この助成は、科学顧問のマイケル・クラツィオス氏が議会で売り込む「新たな黄金時代」構想の一環です。同構想は、資金配分を大学などの機関から個人の研究者へ移し、民間企業により大きな役割を与える一方、政治任用者が意に沿わない助成を却下できる権限を強めます。AIやロボット、原子力を優先し、生命科学は縮小する方針を掲げています。
Google、Microsoft、OpenAIといった大手IT企業も、計算資源やAIクレジットなどを提供して参画します。構想は1945年のヴァネヴァー・ブッシュの報告書「科学 その果てなきフロンティア」の後継を標榜しますが、実際には成果重視で短期的な見返りを求める、シリコンバレーの新興企業に近い発想だと指摘されています。クラツィオス氏自身も科学者ではなく、投資家ピーター・ティール氏のファンドで働いた金融・技術政策の出身です。

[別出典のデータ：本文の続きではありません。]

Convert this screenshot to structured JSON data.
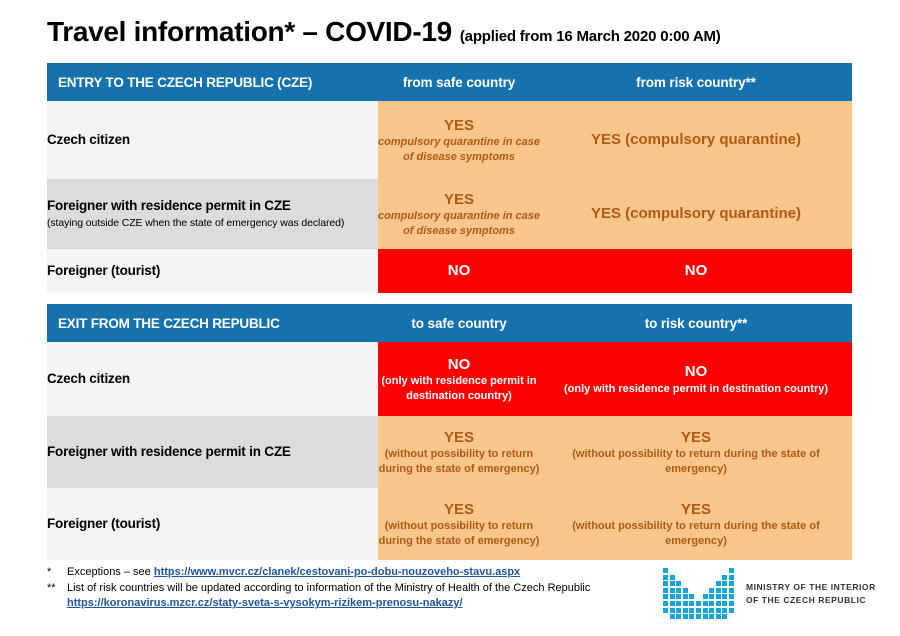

多くの研究者は、この計画を科学の仕組みを誤解した「政治的な権力掌握」だと批判しています。基礎研究は成果が出るまで何年もかかり、偶然から重要な発見が生まれることも多いため、ベンチャー流の速さと測定可能な成果を求める手法はなじまないというのです。AIによる研究の多くは質が低いとの懸念も強く、玉石を見分ける人材を育てる大学の予算が削られれば、米国の科学競争力そのものを損なうと警鐘を鳴らしています。
一方で、事務負担の軽減や助成審査の迅速化など、多くの科学者が賛同する提案も含まれます。ただ報告書には、「生命科学」への支援を大幅に削りながら「生物科学の基礎研究」を増やすといった矛盾も多く、どの分野が恩恵を受け、どの分野が失うのか定義されていません。研究者らは、大規模な予算削減が続くなかで「黄金時代」という約束との隔たりは大きいとみています。